Veut-on savoir ce que peut être le scepticisme antédiluvien dont je viens de parler ? On sera étonné de voir combien il ressemble à celui de notre temps

« Le roi des logiciens s’adressa ainsi à Rama pour l’éprouver : Ô Rama, que l’intelligence d’un ascète tel que toi ne descende pas au niveau des imaginations vulgaires ! Les livres sacrés ont été composés par des hommes adroits afin de tromper les autres et de les induire à faire des donations. Toute leur doctrine, la voici : Offrez des sacrifices, consumez-vous dans les austérités religieuses, le jeûne, la macération. Faites des dons au sacerdoce… Ô roi, ne seras-tu donc jamais sage ? Ce qui se laisse toucher et goûter par les sens est seul digne de tes désirs. Tous les rois tes prédécesseurs sont tombés sous la main d’airain de la mort. Nul ne sait ce qu’ils sont devenus ni où ils sont allés ; on croit les voir partout où l’on désire qu’ils soient ; cependant l’univers est plongé dans l’incertitude. Il n’y a dans ce monde rien d’assuré, et ce monde même, où est-il ?

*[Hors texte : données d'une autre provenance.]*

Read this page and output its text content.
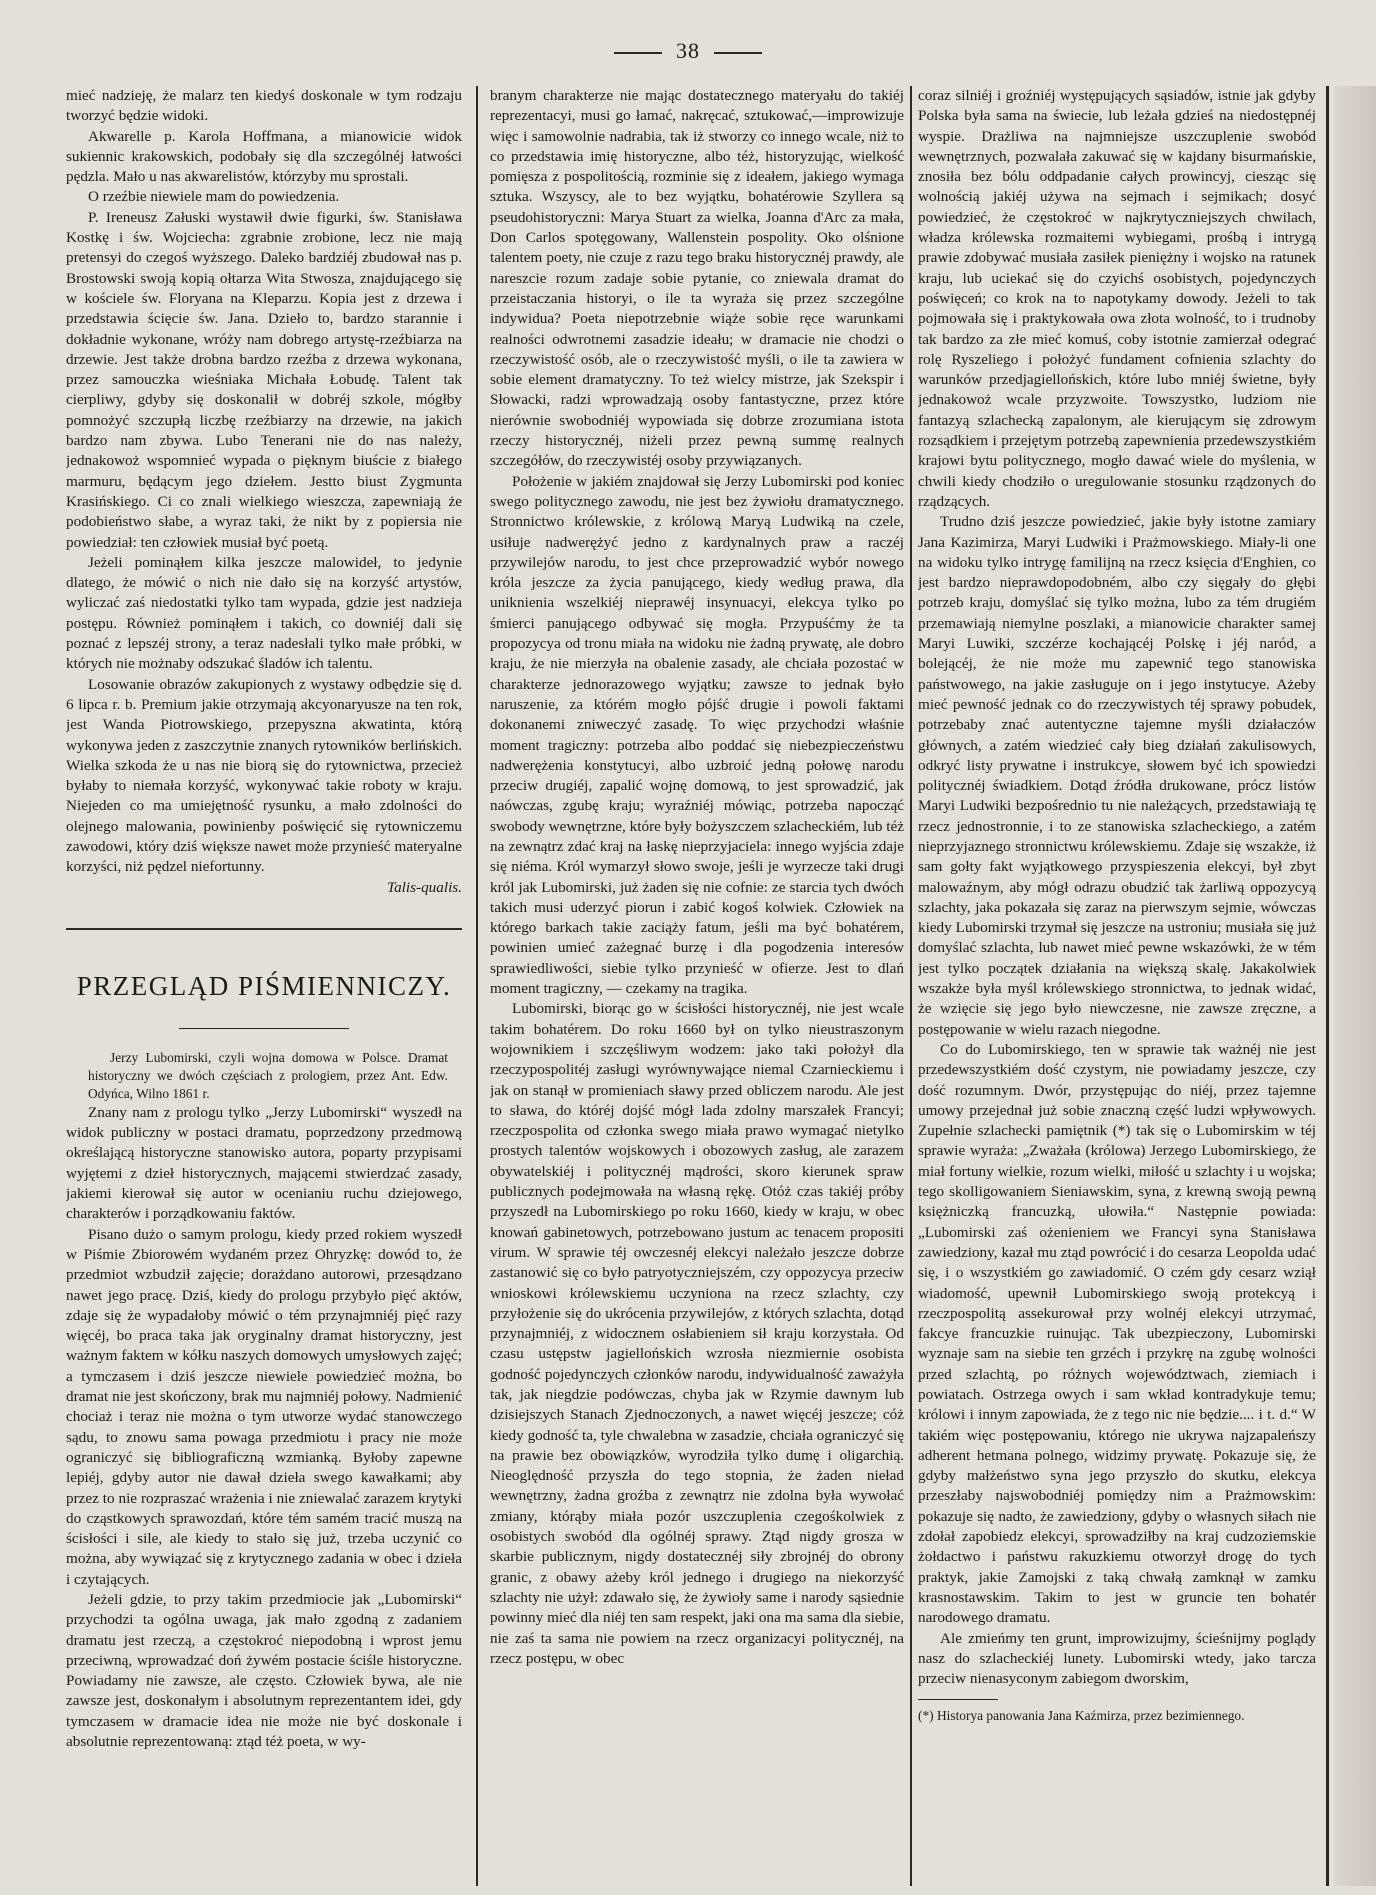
38

mieć nadzieję, że malarz ten kiedyś doskonale w tym rodzaju tworzyć będzie widoki.

Akwarelle p. Karola Hoffmana, a mianowicie widok sukiennic krakowskich, podobały się dla szczególnéj łatwości pędzla. Mało u nas akwarelistów, którzyby mu sprostali.

O rzeźbie niewiele mam do powiedzenia.

P. Ireneusz Załuski wystawił dwie figurki, św. Stanisława Kostkę i św. Wojciecha: zgrabnie zrobione, lecz nie mają pretensyi do czegoś wyższego. Daleko bardziéj zbudował nas p. Brostowski swoją kopią ołtarza Wita Stwosza, znajdującego się w kościele św. Floryana na Kleparzu. Kopia jest z drzewa i przedstawia ścięcie św. Jana. Dzieło to, bardzo starannie i dokładnie wykonane, wróży nam dobrego artystę-rzeźbiarza na drzewie. Jest także drobna bardzo rzeźba z drzewa wykonana, przez samouczka wieśniaka Michała Łobudę. Talent tak cierpliwy, gdyby się doskonalił w dobréj szkole, mógłby pomnożyć szczupłą liczbę rzeźbiarzy na drzewie, na jakich bardzo nam zbywa. Lubo Tenerani nie do nas należy, jednakowoż wspomnieć wypada o pięknym biuście z białego marmuru, będącym jego dziełem. Jestto biust Zygmunta Krasińskiego. Ci co znali wielkiego wieszcza, zapewniają że podobieństwo słabe, a wyraz taki, że nikt by z popiersia nie powiedział: ten człowiek musiał być poetą.

Jeżeli pominąłem kilka jeszcze malowideł, to jedynie dlatego, że mówić o nich nie dało się na korzyść artystów, wyliczać zaś niedostatki tylko tam wypada, gdzie jest nadzieja postępu. Również pominąłem i takich, co downiéj dali się poznać z lepszéj strony, a teraz nadesłali tylko małe próbki, w których nie możnaby odszukać śladów ich talentu.

Losowanie obrazów zakupionych z wystawy odbędzie się d. 6 lipca r. b. Premium jakie otrzymają akcyonaryusze na ten rok, jest Wanda Piotrowskiego, przepyszna akwatinta, którą wykonywa jeden z zaszczytnie znanych rytowników berlińskich. Wielka szkoda że u nas nie biorą się do rytownictwa, przecież byłaby to niemała korzyść, wykonywać takie roboty w kraju. Niejeden co ma umiejętność rysunku, a mało zdolności do olejnego malowania, powinienby poświęcić się rytowniczemu zawodowi, który dziś większe nawet może przynieść materyalne korzyści, niż pędzel niefortunny.

Talis-qualis.

PRZEGLĄD PIŚMIENNICZY.

Jerzy Lubomirski, czyli wojna domowa w Polsce. Dramat historyczny we dwóch częściach z prologiem, przez Ant. Edw. Odyńca, Wilno 1861 r.

Znany nam z prologu tylko „Jerzy Lubomirski“ wyszedł na widok publiczny w postaci dramatu, poprzedzony przedmową określającą historyczne stanowisko autora, poparty przypisami wyjętemi z dzieł historycznych, mającemi stwierdzać zasady, jakiemi kierował się autor w ocenianiu ruchu dziejowego, charakterów i porządkowaniu faktów.

Pisano dużo o samym prologu, kiedy przed rokiem wyszedł w Piśmie Zbiorowém wydaném przez Ohryzkę: dowód to, że przedmiot wzbudził zajęcie; dorażdano autorowi, przesądzano nawet jego pracę. Dziś, kiedy do prologu przybyło pięć aktów, zdaje się że wypadałoby mówić o tém przynajmniéj pięć razy więcéj, bo praca taka jak oryginalny dramat historyczny, jest ważnym faktem w kółku naszych domowych umysłowych zajęć; a tymczasem i dziś jeszcze niewiele powiedzieć można, bo dramat nie jest skończony, brak mu najmniéj połowy. Nadmienić chociaż i teraz nie można o tym utworze wydać stanowczego sądu, to znowu sama powaga przedmiotu i pracy nie może ograniczyć się bibliograficzną wzmianką. Byłoby zapewne lepiéj, gdyby autor nie dawał dzieła swego kawałkami; aby przez to nie rozpraszać wrażenia i nie zniewalać zarazem krytyki do cząstkowych sprawozdań, które tém samém tracić muszą na ścisłości i sile, ale kiedy to stało się już, trzeba uczynić co można, aby wywiązać się z krytycznego zadania w obec i dzieła i czytających.

Jeżeli gdzie, to przy takim przedmiocie jak „Lubomirski“ przychodzi ta ogólna uwaga, jak mało zgodną z zadaniem dramatu jest rzeczą, a częstokroć niepodobną i wprost jemu przeciwną, wprowadzać doń żywém postacie ściśle historyczne. Powiadamy nie zawsze, ale często. Człowiek bywa, ale nie zawsze jest, doskonałym i absolutnym reprezentantem idei, gdy tymczasem w dramacie idea nie może nie być doskonale i absolutnie reprezentowaną: ztąd téż poeta, w wy-

branym charakterze nie mając dostatecznego materyału do takiéj reprezentacyi, musi go łamać, nakręcać, sztukować,—improwizuje więc i samowolnie nadrabia, tak iż stworzy co innego wcale, niż to co przedstawia imię historyczne, albo téż, historyzując, wielkość pomięsza z pospolitością, rozminie się z ideałem, jakiego wymaga sztuka. Wszyscy, ale to bez wyjątku, bohatérowie Szyllera są pseudohistoryczni: Marya Stuart za wielka, Joanna d'Arc za mała, Don Carlos spotęgowany, Wallenstein pospolity. Oko olśnione talentem poety, nie czuje z razu tego braku historycznéj prawdy, ale nareszcie rozum zadaje sobie pytanie, co zniewala dramat do przeistaczania historyi, o ile ta wyraża się przez szczególne indywidua? Poeta niepotrzebnie wiąże sobie ręce warunkami realności odwrotnemi zasadzie ideału; w dramacie nie chodzi o rzeczywistość osób, ale o rzeczywistość myśli, o ile ta zawiera w sobie element dramatyczny. To też wielcy mistrze, jak Szekspir i Słowacki, radzi wprowadzają osoby fantastyczne, przez które nierównie swobodniéj wypowiada się dobrze zrozumiana istota rzeczy historycznéj, niżeli przez pewną summę realnych szczegółów, do rzeczywistéj osoby przywiązanych.

Położenie w jakiém znajdował się Jerzy Lubomirski pod koniec swego politycznego zawodu, nie jest bez żywiołu dramatycznego. Stronnictwo królewskie, z królową Maryą Ludwiką na czele, usiłuje nadwerężyć jedno z kardynalnych praw a raczéj przywilejów narodu, to jest chce przeprowadzić wybór nowego króla jeszcze za życia panującego, kiedy według prawa, dla uniknienia wszelkiéj nieprawéj insynuacyi, elekcya tylko po śmierci panującego odbywać się mogła. Przypuśćmy że ta propozycya od tronu miała na widoku nie żadną prywatę, ale dobro kraju, że nie mierzyła na obalenie zasady, ale chciała pozostać w charakterze jednorazowego wyjątku; zawsze to jednak było naruszenie, za którém mogło pójść drugie i powoli faktami dokonanemi zniweczyć zasadę. To więc przychodzi właśnie moment tragiczny: potrzeba albo poddać się niebezpieczeństwu nadwerężenia konstytucyi, albo uzbroić jedną połowę narodu przeciw drugiéj, zapalić wojnę domową, to jest sprowadzić, jak naówczas, zgubę kraju; wyraźniéj mówiąc, potrzeba napocząć swobody wewnętrzne, które były bożyszczem szlacheckiém, lub téż na zewnątrz zdać kraj na łaskę nieprzyjaciela: innego wyjścia zdaje się niéma. Król wymarzył słowo swoje, jeśli je wyrzecze taki drugi król jak Lubomirski, już żaden się nie cofnie: ze starcia tych dwóch takich musi uderzyć piorun i zabić kogoś kolwiek. Człowiek na którego barkach takie zaciąży fatum, jeśli ma być bohatérem, powinien umieć zażegnać burzę i dla pogodzenia interesów sprawiedliwości, siebie tylko przynieść w ofierze. Jest to dlań moment tragiczny, — czekamy na tragika.

Lubomirski, biorąc go w ścisłości historycznéj, nie jest wcale takim bohatérem. Do roku 1660 był on tylko nieustraszonym wojownikiem i szczęśliwym wodzem: jako taki położył dla rzeczypospolitéj zasługi wyrównywające niemal Czarnieckiemu i jak on stanął w promieniach sławy przed obliczem narodu. Ale jest to sława, do któréj dojść mógł lada zdolny marszałek Francyi; rzeczpospolita od członka swego miała prawo wymagać nietylko prostych talentów wojskowych i obozowych zasług, ale zarazem obywatelskiéj i politycznéj mądrości, skoro kierunek spraw publicznych podejmowała na własną rękę. Otóż czas takiéj próby przyszedł na Lubomirskiego po roku 1660, kiedy w kraju, w obec knowań gabinetowych, potrzebowano justum ac tenacem propositi virum. W sprawie téj owczesnéj elekcyi należało jeszcze dobrze zastanowić się co było patryotyczniejszém, czy oppozycya przeciw wnioskowi królewskiemu uczyniona na rzecz szlachty, czy przyłożenie się do ukrócenia przywilejów, z których szlachta, dotąd przynajmniéj, z widocznem osłabieniem sił kraju korzystała. Od czasu ustępstw jagiellońskich wzrosła niezmiernie osobista godność pojedynczych członków narodu, indywidualność zaważyła tak, jak niegdzie podówczas, chyba jak w Rzymie dawnym lub dzisiejszych Stanach Zjednoczonych, a nawet więcéj jeszcze; cóż kiedy godność ta, tyle chwalebna w zasadzie, chciała ograniczyć się na prawie bez obowiązków, wyrodziła tylko dumę i oligarchią. Nieoględność przyszła do tego stopnia, że żaden nieład wewnętrzny, żadna groźba z zewnątrz nie zdolna była wywołać zmiany, którąby miała pozór uszczuplenia czegośkolwiek z osobistych swobód dla ogólnéj sprawy. Ztąd nigdy grosza w skarbie publicznym, nigdy dostatecznéj siły zbrojnéj do obrony granic, z obawy ażeby król jednego i drugiego na niekorzyść szlachty nie użył: zdawało się, że żywioły same i narody sąsiednie powinny mieć dla niéj ten sam respekt, jaki ona ma sama dla siebie, nie zaś ta sama nie powiem na rzecz organizacyi politycznéj, na rzecz postępu, w obec

coraz silniéj i groźniéj występujących sąsiadów, istnie jak gdyby Polska była sama na świecie, lub leżała gdzieś na niedostępnéj wyspie. Drażliwa na najmniejsze uszczuplenie swobód wewnętrznych, pozwalała zakuwać się w kajdany bisurmańskie, znosiła bez bólu oddpadanie całych prowincyj, ciesząc się wolnością jakiéj używa na sejmach i sejmikach; dosyć powiedzieć, że częstokroć w najkrytyczniejszych chwilach, władza królewska rozmaitemi wybiegami, prośbą i intrygą prawie zdobywać musiała zasiłek pieniężny i wojsko na ratunek kraju, lub uciekać się do czyichś osobistych, pojedynczych poświęceń; co krok na to napotykamy dowody. Jeżeli to tak pojmowała się i praktykowała owa złota wolność, to i trudnoby tak bardzo za złe mieć komuś, coby istotnie zamierzał odegrać rolę Ryszeliego i położyć fundament cofnienia szlachty do warunków przedjagiellońskich, które lubo mniéj świetne, były jednakowoż wcale przyzwoite. Towszystko, ludziom nie fantazyą szlachecką zapalonym, ale kierującym się zdrowym rozsądkiem i przejętym potrzebą zapewnienia przedewszystkiém krajowi bytu politycznego, mogło dawać wiele do myślenia, w chwili kiedy chodziło o uregulowanie stosunku rządzonych do rządzących.

Trudno dziś jeszcze powiedzieć, jakie były istotne zamiary Jana Kazimirza, Maryi Ludwiki i Prażmowskiego. Miały-li one na widoku tylko intrygę familijną na rzecz księcia d'Enghien, co jest bardzo nieprawdopodobném, albo czy sięgały do głębi potrzeb kraju, domyślać się tylko można, lubo za tém drugiém przemawiają niemylne poszlaki, a mianowicie charakter samej Maryi Luwiki, szczérze kochającéj Polskę i jéj naród, a bolejącéj, że nie może mu zapewnić tego stanowiska państwowego, na jakie zasługuje on i jego instytucye. Ażeby mieć pewność jednak co do rzeczywistych téj sprawy pobudek, potrzebaby znać autentyczne tajemne myśli działaczów głównych, a zatém wiedzieć cały bieg działań zakulisowych, odkryć listy prywatne i instrukcye, słowem być ich spowiedzi politycznéj świadkiem. Dotąd źródła drukowane, prócz listów Maryi Ludwiki bezpośrednio tu nie należących, przedstawiają tę rzecz jednostronnie, i to ze stanowiska szlacheckiego, a zatém nieprzyjaznego stronnictwu królewskiemu. Zdaje się wszakże, iż sam gołty fakt wyjątkowego przyspieszenia elekcyi, był zbyt malowaźnym, aby mógł odrazu obudzić tak żarliwą oppozycyą szlachty, jaka pokazała się zaraz na pierwszym sejmie, wówczas kiedy Lubomirski trzymał się jeszcze na ustroniu; musiała się już domyślać szlachta, lub nawet mieć pewne wskazówki, że w tém jest tylko początek działania na większą skalę. Jakakolwiek wszakże była myśl królewskiego stronnictwa, to jednak widać, że wzięcie się jego było niewczesne, nie zawsze zręczne, a postępowanie w wielu razach niegodne.

Co do Lubomirskiego, ten w sprawie tak ważnéj nie jest przedewszystkiém dość czystym, nie powiadamy jeszcze, czy dość rozumnym. Dwór, przystępując do niéj, przez tajemne umowy przejednał już sobie znaczną część ludzi wpływowych. Zupełnie szlachecki pamiętnik (*) tak się o Lubomirskim w téj sprawie wyraża: „Zważała (królowa) Jerzego Lubomirskiego, że miał fortuny wielkie, rozum wielki, miłość u szlachty i u wojska; tego skolligowaniem Sieniawskim, syna, z krewną swoją pewną księżniczką francuzką, ułowiła.“ Następnie powiada: „Lubomirski zaś ożenieniem we Francyi syna Stanisława zawiedziony, kazał mu ztąd powrócić i do cesarza Leopolda udać się, i o wszystkiém go zawiadomić. O czém gdy cesarz wziął wiadomość, upewnił Lubomirskiego swoją protekcyą i rzeczpospolitą assekurował przy wolnéj elekcyi utrzymać, fakcye francuzkie ruinując. Tak ubezpieczony, Lubomirski wyznaje sam na siebie ten grzéch i przykrę na zgubę wolności przed szlachtą, po różnych województwach, ziemiach i powiatach. Ostrzega owych i sam wkład kontradykuje temu; królowi i innym zapowiada, że z tego nic nie będzie.... i t. d.“ W takiém więc postępowaniu, którego nie ukrywa najzapaleńszy adherent hetmana polnego, widzimy prywatę. Pokazuje się, że gdyby małżeństwo syna jego przyszło do skutku, elekcya przeszłaby najswobodniéj pomiędzy nim a Prażmowskim: pokazuje się nadto, że zawiedziony, gdyby o własnych siłach nie zdołał zapobiedz elekcyi, sprowadziłby na kraj cudzoziemskie żołdactwo i państwu rakuzkiemu otworzył drogę do tych praktyk, jakie Zamojski z taką chwałą zamknął w zamku krasnostawskim. Takim to jest w gruncie ten bohatér narodowego dramatu.

Ale zmieńmy ten grunt, improwizujmy, ścieśnijmy poglądy nasz do szlacheckiéj lunety. Lubomirski wtedy, jako tarcza przeciw nienasyconym zabiegom dworskim,

(*) Historya panowania Jana Kaźmirza, przez bezimiennego.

« En entendant ces sentimens athées, Rama, semblable à un éléphant furieux, répondit : Je ne me soustrairai pas plus aux commandemens de mon père qu’un cheval dompté n’abandonne le char, ou qu’une épouse obéissante ne délaisse son époux. Je ne serai pas plus ébranlé par tes paroles qu’une montagne ne peut l’être par le choc de l’ouragan. »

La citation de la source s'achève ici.